Leaving the Lights on
Even if it’s just for a moment or two, leaving the lights on when you’re not in the room greatly impacts the environment (and your electricity bill). According to Business Insider, “Using less electricity reduces the number of toxic fumes emitted by power plants. That’s because most plants burn coal, fossil fuel, or crude oil to generate electricity.” Some solutions to this are to simply to remember to turn off the lights when you leave a room. You could also think about using bulbs that are more energy efficient and environmentally friendly such as LED and CFL. According to Eartheasy, “The electricity used over the lifetime of a single incandescent bulb costs 5 to 10 times the original purchase price of the bulb itself.” Not only will you reduce the energy you use and the waste you produce, but you will also save money.
Palm Oil products (shampoo, soap, skincare, food)
Palm oil is everywhere. It’s in our food, shampoo, laundry detergent, and so much more. It’s almost inescapable. Despite its availability and how efficiently it can be sourced and distributed, palm oil has a disastrous effect on the planet and its ecosystems. Palm oil is found in tropical rainforests where forests are cleared at an alarming rate by palm oil plantations.
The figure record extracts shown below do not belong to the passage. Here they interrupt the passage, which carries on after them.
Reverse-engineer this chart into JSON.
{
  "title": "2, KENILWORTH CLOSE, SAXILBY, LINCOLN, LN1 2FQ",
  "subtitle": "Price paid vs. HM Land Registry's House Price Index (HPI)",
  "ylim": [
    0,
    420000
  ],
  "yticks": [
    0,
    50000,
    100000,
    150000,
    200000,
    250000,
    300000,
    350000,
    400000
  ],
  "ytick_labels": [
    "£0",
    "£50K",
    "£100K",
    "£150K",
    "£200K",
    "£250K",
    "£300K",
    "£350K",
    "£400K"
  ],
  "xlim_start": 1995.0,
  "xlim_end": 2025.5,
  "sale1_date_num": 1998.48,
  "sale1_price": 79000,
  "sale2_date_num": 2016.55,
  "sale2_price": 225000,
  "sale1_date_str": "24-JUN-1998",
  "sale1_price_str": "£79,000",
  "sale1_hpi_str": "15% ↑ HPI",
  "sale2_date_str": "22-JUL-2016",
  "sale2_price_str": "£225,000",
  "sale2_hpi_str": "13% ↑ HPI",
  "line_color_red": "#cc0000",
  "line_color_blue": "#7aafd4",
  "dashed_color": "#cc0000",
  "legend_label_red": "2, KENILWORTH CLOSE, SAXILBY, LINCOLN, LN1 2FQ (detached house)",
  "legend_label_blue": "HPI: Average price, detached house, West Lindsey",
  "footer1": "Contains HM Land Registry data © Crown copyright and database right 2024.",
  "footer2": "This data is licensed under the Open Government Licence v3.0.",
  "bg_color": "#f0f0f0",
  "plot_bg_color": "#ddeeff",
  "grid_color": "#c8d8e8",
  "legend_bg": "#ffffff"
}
This has led to a dramatic loss in forests’ rich in biodiversity, as well as the destruction of habitat of endangered species such as the orangutans, tigers, elephants, and rhinos. Palm oil is found in a large amount of our household products, from chocolate, soap, lipstick, and ice cream. Sometimes, palm oil products come in disguise, not explicitly stating that the item contains palm oil, but instead saying vegetable oil, glyceryl, palmate, sodium lauryl sulfate, and a multitude of other aliases. You can of course purchase products without palm oil. If an item has a RSPO label or a Green Palm label it means the palm oil was sourced sustainably. Be conscious of what you are buying, and always check the labels. There is most likely a better and more environmentally friendly alternative.